Saffron bowl of India extends to the North East

Context: The saffron bowl, which was so far confined to Kashmir, may soon expand to the North East of India.


  • Plants transported from Kashmir to Sikkim and acclimatized there are now flowering in Yangyang in the Southern part of Sikkim.
  • The matching of climatic and geographical conditions (soil and actual pH conditions) between Pampore (Kashmir) and Yangyang (Sikkim) led to the successful sample farming of Saffron in Yangyang.
  • Pampore region, in India, commonly known as the Saffron bowl of Kashmir, is the main contributor to saffron production, followed by Budgam, Srinagar, and Kishtiwar districts.
  • Pampore’s saffron is considered to be of superior quality because of the presence of a higher concentration of crocin.
  • Its crocin content – which gives the saffron its darker colour and medicinal value – is even higher as compared to the Iranian variety.
  • The Palampur-based Council of Scientific and Industrial Research (CSIR)-Institute of Himalayan Bioresource Technology (CSIR-IHBT) is already using tissue culture technology for the production of disease-free, healthy and flowering sized saffron corms in the trials it has been conducting in what it calls “non-traditional areas of (Bharmour) Himachal Pradesh, Uttarakhand, Leh, North East and hilly regions of Tamil Nadu”.
  • A corm is a short, vertical, swollen underground plant stem that serves as a storage organ that some plants use to survive winter or other adverse conditions such as summer drought and heat.
  • As saffron growing was confined to very specific areas in Kashmir, its production remained limited.
  • The annual demand for saffron in India is 100 tonnes per year, but its average production is about 6-7 tonnes per year. 
  • Knocked by the change in climate, poor irrigation, and imports of the cheaper Iranian variety, saffron production in the valley has declined rapidly.
  • Kashmir saffron, which is cultivated and harvested in the Karewa (highlands) of Jammu and Kashmir, has been given the Geographical Indication (GI) tag by the Geographical Indications Registry.
  • According to Article 22 (I) of the World Trade Organisation Agreement on Trade-Related Aspects of Intellectual Property Rights Agreement, GI tags are “indications which identify a product as originating in that territory, where a given quality, reputation or characteristic of the product is essentially attributable to its geographic origin”.

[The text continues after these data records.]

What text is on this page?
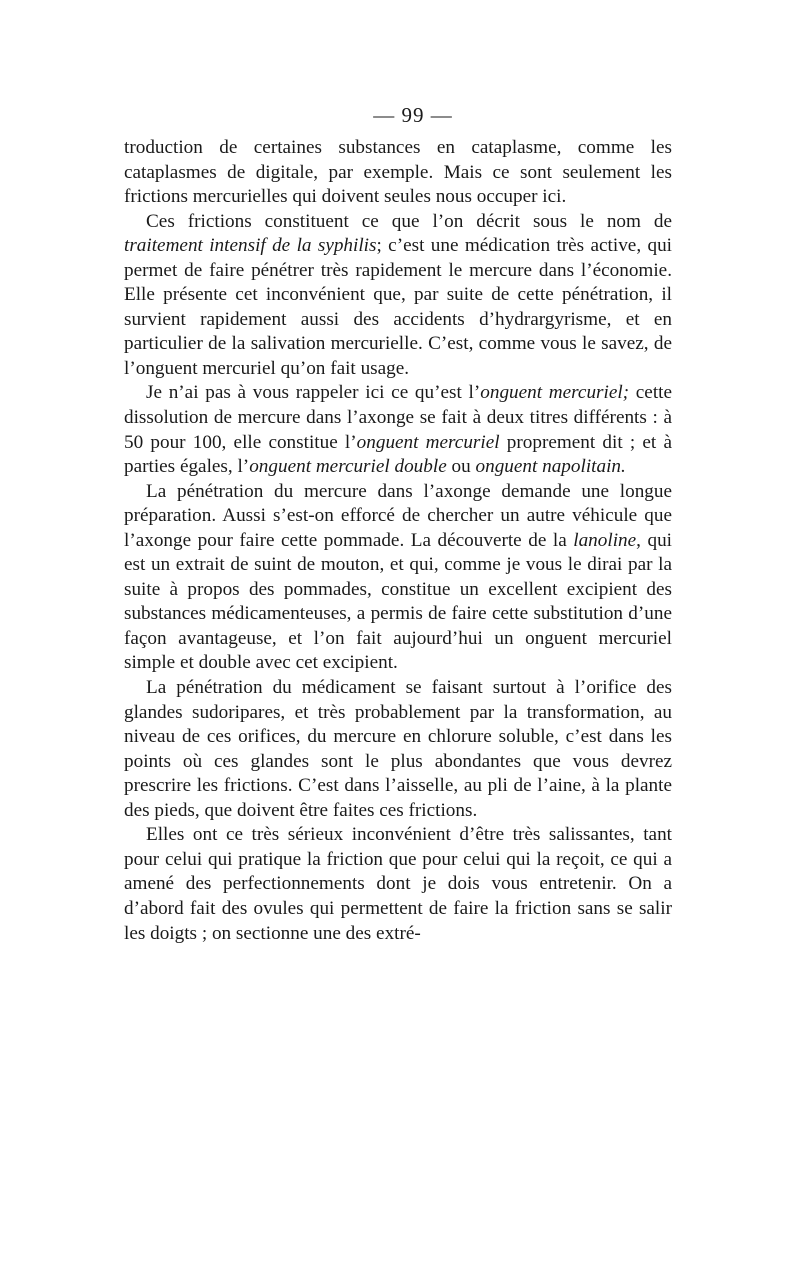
— 99 —

troduction de certaines substances en cataplasme, comme les cataplasmes de digitale, par exemple. Mais ce sont seulement les frictions mercurielles qui doivent seules nous occuper ici.

Ces frictions constituent ce que l’on décrit sous le nom de traitement intensif de la syphilis; c’est une médication très active, qui permet de faire pénétrer très rapidement le mercure dans l’économie. Elle présente cet inconvénient que, par suite de cette pénétration, il survient rapidement aussi des accidents d’hydrargyrisme, et en particulier de la salivation mercurielle. C’est, comme vous le savez, de l’onguent mercuriel qu’on fait usage.

Je n’ai pas à vous rappeler ici ce qu’est l’onguent mercuriel; cette dissolution de mercure dans l’axonge se fait à deux titres différents : à 50 pour 100, elle constitue l’onguent mercuriel proprement dit ; et à parties égales, l’onguent mercuriel double ou onguent napolitain.

La pénétration du mercure dans l’axonge demande une longue préparation. Aussi s’est-on efforcé de chercher un autre véhicule que l’axonge pour faire cette pommade. La découverte de la lanoline, qui est un extrait de suint de mouton, et qui, comme je vous le dirai par la suite à propos des pommades, constitue un excellent excipient des substances médicamenteuses, a permis de faire cette substitution d’une façon avantageuse, et l’on fait aujourd’hui un onguent mercuriel simple et double avec cet excipient.

La pénétration du médicament se faisant surtout à l’orifice des glandes sudoripares, et très probablement par la transformation, au niveau de ces orifices, du mercure en chlorure soluble, c’est dans les points où ces glandes sont le plus abondantes que vous devrez prescrire les frictions. C’est dans l’aisselle, au pli de l’aine, à la plante des pieds, que doivent être faites ces frictions.

Elles ont ce très sérieux inconvénient d’être très salissantes, tant pour celui qui pratique la friction que pour celui qui la reçoit, ce qui a amené des perfectionnements dont je dois vous entretenir. On a d’abord fait des ovules qui permettent de faire la friction sans se salir les doigts ; on sectionne une des extré-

Climatic and geographical conditions

  • For saffron, a crop that is dependent on moisture for a good yield, irrigation is essential.
  • A temperate climate with sunny days during the flowering period is favourable for good yield.
  • Rains during September are favourable to initiate timely growth of roots and floral/aerial vegetative shoots.
  • Localities covered with snow during winter at an altitude ranging from 1500 to 2400 m provide necessary chilling for the commercial cultivation of saffron.
  • Saffron requires medium-textured soil with good drainage capacity. Soil with a neutral reaction is best suited for saffron cultivation.